Graphical representation of the lines in this example
When the lines are graphed, this is easy to see: we want to determine, at the x-coordinate 1 (shown by the red vertical line), which line is "lowest" (has the lowest y-coordinate). Here it is the heavy dashed line, y=4/3+2/3\,x.

Naive algorithm

For each of the Q queries, of course, we may simply evaluate every one of the linear functions, and determine which one has the least value for the given x-value. If M lines are given along with Q queries, the complexity of this solution is \mathcal{O}(MQ). The "trick" enables us to speed up the time for this computation to \mathcal{O}((Q+M)\lg Q), a significant improvement.

The technique

Consider the diagram above. Notice that the line y=4 will never be the lowest one, regardless of the x-value. Of the remaining three lines, each one is the minimum in a single contiguous interval (possibly having plus or minus infinity as one bound). That is, the heavy dotted line is the best line at all x-values left of its intersection with the heavy solid line; the heavy solid line is the best line between that intersection and its intersection with the light solid line; and the light solid line is the best line at all x-values greater than that. Notice also that, as x increases, the slope of the minimal line decreases: 4/3, -1/2, -3. Indeed, it is not difficult to see that this is always true.

Thus, if we remove "irrelevant" lines such as y=4 in this example (the lines which will never give the minimum y-coordinate, regardless of the query value) and sort the remaining lines by slope, we obtain a collection of N intervals (where N is the number of lines remaining), in each of which one of the lines is the minimal one.
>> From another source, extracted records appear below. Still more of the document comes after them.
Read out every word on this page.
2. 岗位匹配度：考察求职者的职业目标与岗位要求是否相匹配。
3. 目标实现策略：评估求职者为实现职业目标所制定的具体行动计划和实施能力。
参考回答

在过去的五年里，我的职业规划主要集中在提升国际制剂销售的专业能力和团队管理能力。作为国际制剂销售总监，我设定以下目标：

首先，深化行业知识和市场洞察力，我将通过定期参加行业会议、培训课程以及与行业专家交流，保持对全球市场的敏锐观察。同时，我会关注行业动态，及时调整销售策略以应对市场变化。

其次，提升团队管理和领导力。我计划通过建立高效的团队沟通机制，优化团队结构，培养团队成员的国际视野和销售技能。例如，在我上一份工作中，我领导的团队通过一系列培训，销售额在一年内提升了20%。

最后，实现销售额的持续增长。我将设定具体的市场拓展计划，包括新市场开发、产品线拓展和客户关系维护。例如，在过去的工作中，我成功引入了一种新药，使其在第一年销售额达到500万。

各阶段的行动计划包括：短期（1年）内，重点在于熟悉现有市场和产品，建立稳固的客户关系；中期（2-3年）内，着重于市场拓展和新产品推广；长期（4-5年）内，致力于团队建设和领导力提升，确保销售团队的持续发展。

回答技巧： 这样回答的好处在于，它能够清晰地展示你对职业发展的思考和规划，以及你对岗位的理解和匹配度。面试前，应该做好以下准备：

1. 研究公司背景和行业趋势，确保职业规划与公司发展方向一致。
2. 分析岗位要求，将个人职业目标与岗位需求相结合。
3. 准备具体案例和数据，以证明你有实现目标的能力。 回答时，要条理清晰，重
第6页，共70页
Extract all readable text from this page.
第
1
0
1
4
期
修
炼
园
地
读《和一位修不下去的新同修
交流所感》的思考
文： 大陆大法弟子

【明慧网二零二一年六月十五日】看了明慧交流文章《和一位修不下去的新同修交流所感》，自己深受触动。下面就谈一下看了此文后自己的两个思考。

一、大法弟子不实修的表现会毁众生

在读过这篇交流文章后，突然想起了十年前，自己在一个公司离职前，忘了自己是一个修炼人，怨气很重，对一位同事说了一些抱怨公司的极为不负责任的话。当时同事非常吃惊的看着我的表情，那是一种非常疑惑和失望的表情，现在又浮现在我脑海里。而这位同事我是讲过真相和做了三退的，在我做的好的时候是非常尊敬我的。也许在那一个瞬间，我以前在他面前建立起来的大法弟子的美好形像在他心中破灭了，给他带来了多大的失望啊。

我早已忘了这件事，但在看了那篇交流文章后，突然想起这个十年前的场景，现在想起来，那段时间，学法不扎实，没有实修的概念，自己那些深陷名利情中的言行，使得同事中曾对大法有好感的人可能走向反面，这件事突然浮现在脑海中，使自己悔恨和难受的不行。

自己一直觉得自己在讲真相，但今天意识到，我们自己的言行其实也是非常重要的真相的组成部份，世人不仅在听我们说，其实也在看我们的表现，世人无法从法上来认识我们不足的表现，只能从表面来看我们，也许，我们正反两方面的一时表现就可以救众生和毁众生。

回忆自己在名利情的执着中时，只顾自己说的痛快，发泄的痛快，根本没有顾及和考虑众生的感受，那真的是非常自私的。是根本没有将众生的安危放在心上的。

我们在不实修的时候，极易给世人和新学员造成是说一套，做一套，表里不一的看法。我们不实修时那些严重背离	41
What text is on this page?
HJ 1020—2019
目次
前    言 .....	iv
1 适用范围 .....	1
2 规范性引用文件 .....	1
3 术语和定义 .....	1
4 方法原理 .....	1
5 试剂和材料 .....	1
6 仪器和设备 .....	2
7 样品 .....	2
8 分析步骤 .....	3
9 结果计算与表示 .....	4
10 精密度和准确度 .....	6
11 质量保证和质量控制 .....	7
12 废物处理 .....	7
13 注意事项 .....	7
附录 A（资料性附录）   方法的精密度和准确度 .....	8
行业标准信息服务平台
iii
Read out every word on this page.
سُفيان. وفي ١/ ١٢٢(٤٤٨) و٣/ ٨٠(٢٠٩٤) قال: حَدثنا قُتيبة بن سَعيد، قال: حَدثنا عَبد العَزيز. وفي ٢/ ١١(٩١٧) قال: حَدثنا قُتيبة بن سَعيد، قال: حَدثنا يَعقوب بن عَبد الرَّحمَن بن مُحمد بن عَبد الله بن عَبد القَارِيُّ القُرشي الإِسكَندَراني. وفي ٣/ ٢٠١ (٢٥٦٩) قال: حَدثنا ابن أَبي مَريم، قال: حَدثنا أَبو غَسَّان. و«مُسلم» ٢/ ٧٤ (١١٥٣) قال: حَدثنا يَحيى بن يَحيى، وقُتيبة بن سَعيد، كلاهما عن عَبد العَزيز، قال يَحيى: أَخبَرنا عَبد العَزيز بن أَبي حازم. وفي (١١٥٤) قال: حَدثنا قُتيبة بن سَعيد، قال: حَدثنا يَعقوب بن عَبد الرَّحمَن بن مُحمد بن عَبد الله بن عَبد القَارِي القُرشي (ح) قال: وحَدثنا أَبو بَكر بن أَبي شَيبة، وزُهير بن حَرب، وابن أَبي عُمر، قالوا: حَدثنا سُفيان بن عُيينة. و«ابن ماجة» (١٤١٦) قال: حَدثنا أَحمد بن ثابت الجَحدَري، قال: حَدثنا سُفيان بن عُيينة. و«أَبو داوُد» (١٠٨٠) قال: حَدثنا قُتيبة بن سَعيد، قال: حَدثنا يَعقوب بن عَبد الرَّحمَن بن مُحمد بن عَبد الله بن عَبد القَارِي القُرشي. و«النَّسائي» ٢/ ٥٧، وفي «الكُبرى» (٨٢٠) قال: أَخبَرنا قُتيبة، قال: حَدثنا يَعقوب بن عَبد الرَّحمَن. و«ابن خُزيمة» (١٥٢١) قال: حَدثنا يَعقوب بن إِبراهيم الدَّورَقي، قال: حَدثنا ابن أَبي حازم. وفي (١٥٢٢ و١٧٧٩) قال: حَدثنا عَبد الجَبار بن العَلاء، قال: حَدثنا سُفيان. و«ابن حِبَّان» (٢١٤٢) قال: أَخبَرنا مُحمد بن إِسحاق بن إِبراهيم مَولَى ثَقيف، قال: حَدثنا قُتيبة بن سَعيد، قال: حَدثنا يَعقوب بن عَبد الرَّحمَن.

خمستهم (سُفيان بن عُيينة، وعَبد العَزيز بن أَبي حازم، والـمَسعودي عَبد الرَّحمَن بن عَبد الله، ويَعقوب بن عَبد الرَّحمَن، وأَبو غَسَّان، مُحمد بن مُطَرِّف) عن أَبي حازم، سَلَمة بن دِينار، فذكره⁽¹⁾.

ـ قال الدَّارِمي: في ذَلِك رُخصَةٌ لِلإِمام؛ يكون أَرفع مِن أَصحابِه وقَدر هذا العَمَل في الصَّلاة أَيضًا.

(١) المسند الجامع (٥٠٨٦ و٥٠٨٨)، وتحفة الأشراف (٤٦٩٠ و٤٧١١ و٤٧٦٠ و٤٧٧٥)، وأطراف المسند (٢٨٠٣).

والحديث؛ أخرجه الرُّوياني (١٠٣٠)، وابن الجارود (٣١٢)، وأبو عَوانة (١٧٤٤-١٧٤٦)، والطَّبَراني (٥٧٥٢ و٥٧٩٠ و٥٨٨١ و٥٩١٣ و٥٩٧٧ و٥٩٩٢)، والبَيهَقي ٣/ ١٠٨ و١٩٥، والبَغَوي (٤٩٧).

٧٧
If we can determine the endpoints of these intervals, it becomes a simple matter to use binary search to answer each query.

Etymology

The term convex hull is sometimes misused to mean upper/lower envelope. If we consider the "optimal" segment of each of the three lines (ignoring y=4), what we see is the lower envelope of the lines: nothing more or less than the set of points obtained by choosing the lowest point for every possible x-coordinate. (The lower envelope is highlighted in green in the diagram above.) Notice that the set bounded above by the lower envelope is convex. We could imagine the lower envelope being the upper convex hull of some set of points, and thus the name convex hull trick arises.

References

  • Brucker, P. (1995). Efficient algorithms for some path partitioning problems. Discrete Applied Mathematics, 62(1-3), 77-85.